In Arkansas, 52 grants were awarded rural and community airports in every region of the state. The largest amount $6,854,319 was handed out to the Texarkana Regional Airport to construct a new taxiway. That regional airport, known locally as Webb Field, provides commercial jet service to and from the Dallas/Ft. Worth International airport through America Eagle commuter service.
In 2017, the FAA awarded the Miller County airport nearly $1 million to begin design work on the facility’s longest taxiway, which measures about 6,600 feet. Shannon Elliott, finance manager for the airport, said officials there are expected to hold a pre-engineering meeting concerning construction on the new taxiway next week.
“There will be a ground-breaking sometime after that meeting,” said Elliott, offering no further details.
According to local media reports, the Southwest Arkansas regional airport that provides commuter service to residents of Arkansas, Texas, Louisiana and Oklahoma is also planning construction of a new $10 million terminal that is expected to begin construction in 2021. Mark Mellinger, the airport’s regional director, was out of town and not available for comment.
Besides upgrades at the Texarkana airport, the Bill and Hillary Clinton Airport in Little Rock and City of Helena-West Helena receive the next largest FAA awards of $6,369,278 and $4,480,376, respectively.
The federal funds for the state’s largest airport in Little Rock will go toward upgrading the Adam Field’s runway and taxiway lighting.
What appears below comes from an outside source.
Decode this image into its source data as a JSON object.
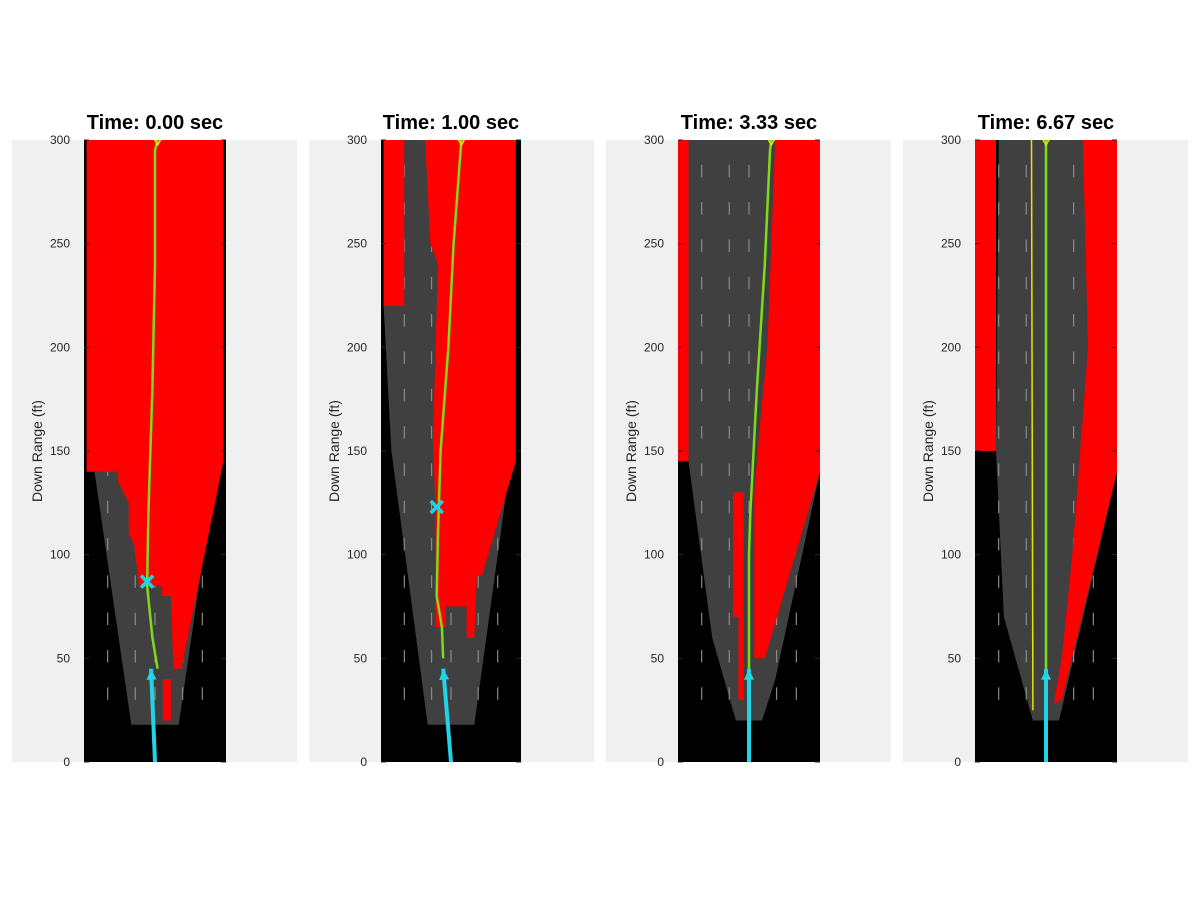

A year ago, Little Rock National Airport officials first announced a major $450 million capital improvement program over the next 20 years centered around a new state-of-the-art terminal complex.
The state’s second largest airport, Northwest Arkansas Regional Airport (XNA) in Highfill, also received $3,125,267 for terminal improvements and taxiway upgrades. XNA also was among a handful of Arkansas airports to receive the first allotment of FAA funds a year ago to repair that facility’s taxiway. The Fort Smith Regional Airport, the state’s third most active commercial airport, received $1.13 million for runway rehab and taxiway lighting improvements.
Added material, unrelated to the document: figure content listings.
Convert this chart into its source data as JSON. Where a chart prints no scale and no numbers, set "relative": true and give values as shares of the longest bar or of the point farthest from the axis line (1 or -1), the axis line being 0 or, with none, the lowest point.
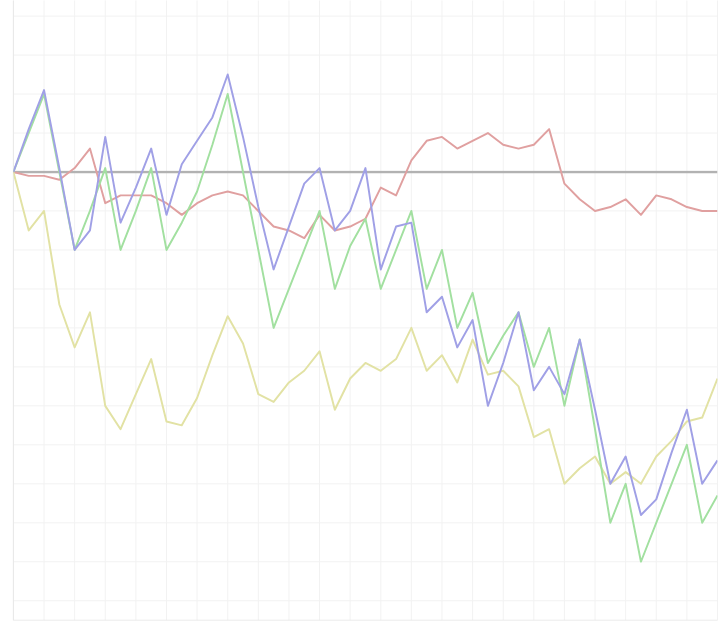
{
  "chart_data": {
    "type": "line",
    "relative": true,
    "grid": true,
    "categories": [
      null,
      null,
      null,
      null,
      null,
      null,
      null,
      null,
      null,
      null,
      null,
      null,
      null,
      null,
      null,
      null,
      null,
      null,
      null,
      null,
      null,
      null,
      null,
      null,
      null,
      null,
      null,
      null,
      null,
      null,
      null,
      null,
      null,
      null,
      null,
      null,
      null,
      null,
      null,
      null,
      null,
      null,
      null,
      null,
      null,
      null,
      null
    ],
    "series": [
      {
        "color": "#e0a0a0",
        "values": [
          0,
          -0.01,
          -0.01,
          -0.02,
          0.01,
          0.06,
          -0.08,
          -0.06,
          -0.06,
          -0.06,
          -0.08,
          -0.11,
          -0.08,
          -0.06,
          -0.05,
          -0.06,
          -0.1,
          -0.14,
          -0.15,
          -0.17,
          -0.11,
          -0.15,
          -0.14,
          -0.12,
          -0.04,
          -0.06,
          0.03,
          0.08,
          0.09,
          0.06,
          0.08,
          0.1,
          0.07,
          0.06,
          0.07,
          0.11,
          -0.03,
          -0.07,
          -0.1,
          -0.09,
          -0.07,
          -0.11,
          -0.06,
          -0.07,
          -0.09,
          -0.1,
          -0.1
        ]
      },
      {
        "color": "#e2e2a4",
        "values": [
          0,
          -0.15,
          -0.1,
          -0.34,
          -0.45,
          -0.36,
          -0.6,
          -0.66,
          -0.57,
          -0.48,
          -0.64,
          -0.65,
          -0.58,
          -0.47,
          -0.37,
          -0.44,
          -0.57,
          -0.59,
          -0.54,
          -0.51,
          -0.46,
          -0.61,
          -0.53,
          -0.49,
          -0.51,
          -0.48,
          -0.4,
          -0.51,
          -0.47,
          -0.54,
          -0.43,
          -0.52,
          -0.51,
          -0.55,
          -0.68,
          -0.66,
          -0.8,
          -0.76,
          -0.73,
          -0.8,
          -0.77,
          -0.8,
          -0.73,
          -0.69,
          -0.64,
          -0.63,
          -0.53
        ]
      },
      {
        "color": "#a2e0a0",
        "values": [
          0,
          0.1,
          0.2,
          0,
          -0.2,
          -0.1,
          0.01,
          -0.2,
          -0.1,
          0.01,
          -0.2,
          -0.13,
          -0.05,
          0.07,
          0.2,
          0,
          -0.2,
          -0.4,
          -0.3,
          -0.2,
          -0.1,
          -0.3,
          -0.19,
          -0.12,
          -0.3,
          -0.2,
          -0.1,
          -0.3,
          -0.2,
          -0.4,
          -0.31,
          -0.49,
          -0.42,
          -0.36,
          -0.5,
          -0.4,
          -0.6,
          -0.43,
          -0.66,
          -0.9,
          -0.8,
          -1,
          -0.9,
          -0.8,
          -0.7,
          -0.9,
          -0.83
        ]
      },
      {
        "color": "#a0a0e6",
        "values": [
          0,
          0.11,
          0.21,
          0.01,
          -0.2,
          -0.15,
          0.09,
          -0.13,
          -0.04,
          0.06,
          -0.11,
          0.02,
          0.08,
          0.14,
          0.25,
          0.09,
          -0.09,
          -0.25,
          -0.14,
          -0.03,
          0.01,
          -0.15,
          -0.1,
          0.01,
          -0.25,
          -0.14,
          -0.13,
          -0.36,
          -0.32,
          -0.45,
          -0.38,
          -0.6,
          -0.49,
          -0.36,
          -0.56,
          -0.5,
          -0.57,
          -0.43,
          -0.61,
          -0.8,
          -0.73,
          -0.88,
          -0.84,
          -0.72,
          -0.61,
          -0.8,
          -0.74
        ]
      }
    ]
  }
}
Arkadelphia’s Dexter Florence Memorial Field rounded out the top five in Arkansas with an FAA grant award of $2,242,254. A year ago, Arkadelphia’s city-owned airport also received the first allotment of federal funds to rehab its full-length taxiway and a 5,000-foot airstrip, known locally as Runway 4-22. The final allotment from the FAA will allow the community to complete that project.
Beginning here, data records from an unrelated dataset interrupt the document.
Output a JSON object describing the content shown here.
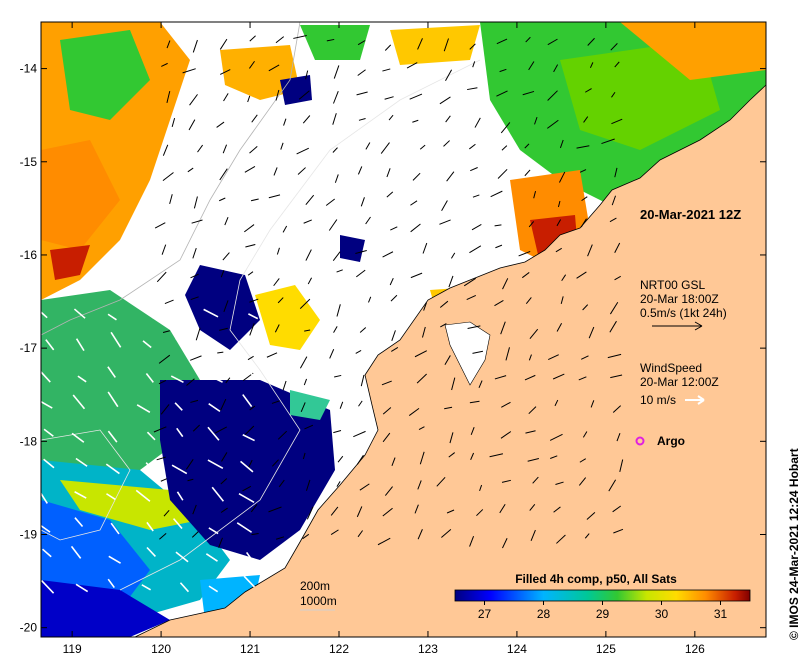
{
  "map": {
    "x_ticks": [
      "119",
      "120",
      "121",
      "122",
      "123",
      "124",
      "125",
      "126"
    ],
    "y_ticks": [
      "-14",
      "-15",
      "-16",
      "-17",
      "-18",
      "-19",
      "-20"
    ],
    "lon_range": [
      118.65,
      126.8
    ],
    "lat_range": [
      -13.5,
      -20.1
    ]
  },
  "annotations": {
    "date_label": "20-Mar-2021 12Z",
    "current_title": "NRT00 GSL",
    "current_time": "20-Mar 18:00Z",
    "current_scale": "0.5m/s (1kt 24h)",
    "wind_title": "WindSpeed",
    "wind_time": "20-Mar 12:00Z",
    "wind_scale": "10 m/s",
    "argo_label": "Argo",
    "iso_200": "200m",
    "iso_1000": "1000m",
    "credit": "© IMOS 24-Mar-2021 12:24 Hobart"
  },
  "colorbar": {
    "title": "Filled 4h comp, p50, All Sats",
    "ticks": [
      "27",
      "28",
      "29",
      "30",
      "31"
    ],
    "range": [
      26.5,
      31.5
    ]
  },
  "colors": {
    "land": "#ffc896",
    "argo": "#e020e0",
    "low": "#000080",
    "high": "#800000"
  }
}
According to the state Department of Aeronautics (ADA), which administers the state’s Airport Aid program, there are 92 publicly-owned and public-use airports eligible for local, state and federal funding on a reimbursable matching basis. Every state airport has at one time or another participated in the FAA’s federal grant program, officials said.
ADA Director Jerry Chism said the FAA funds are disbursed directly to the Arkansas community airports, based on grant applications that were submitted for local projects. “The FAA then considers those based on justification of need and they have to comply of course with all the (federal) guidelines and regulations,” said Chism, who was appointed to his post by Gov. Asa Hutchinson in 2015.
Selected projects in Arkansas and across the U.S. include runway reconstruction and rehabilitation, construction of firefighting facilities, noise mitigation, emissions reduction, and the maintenance of taxiways, aprons, and terminals. The construction and equipment supported by this funding will increase the airports’ safety, emergency response capabilities, and capacity, and could support further economic growth and development within each airport’s region, FAA officials said.
Arkansas airports can receive a certain amount of AIP entitlement funding each year based on activity levels and project needs, FAA officials said. If their capital project needs exceed their available entitlement funds, the FAA can supplement their entitlements with discretionary funding.
FAA officials said there are 3,332 airports and 5,000 paved runways that support economic competitiveness and improve quality of life in local communities across the U.S. According to the FAA’s most recent economic analysis, U.S. civil aviation accounts for $1.6 trillion in total economic activity and supports nearly 11 million jobs.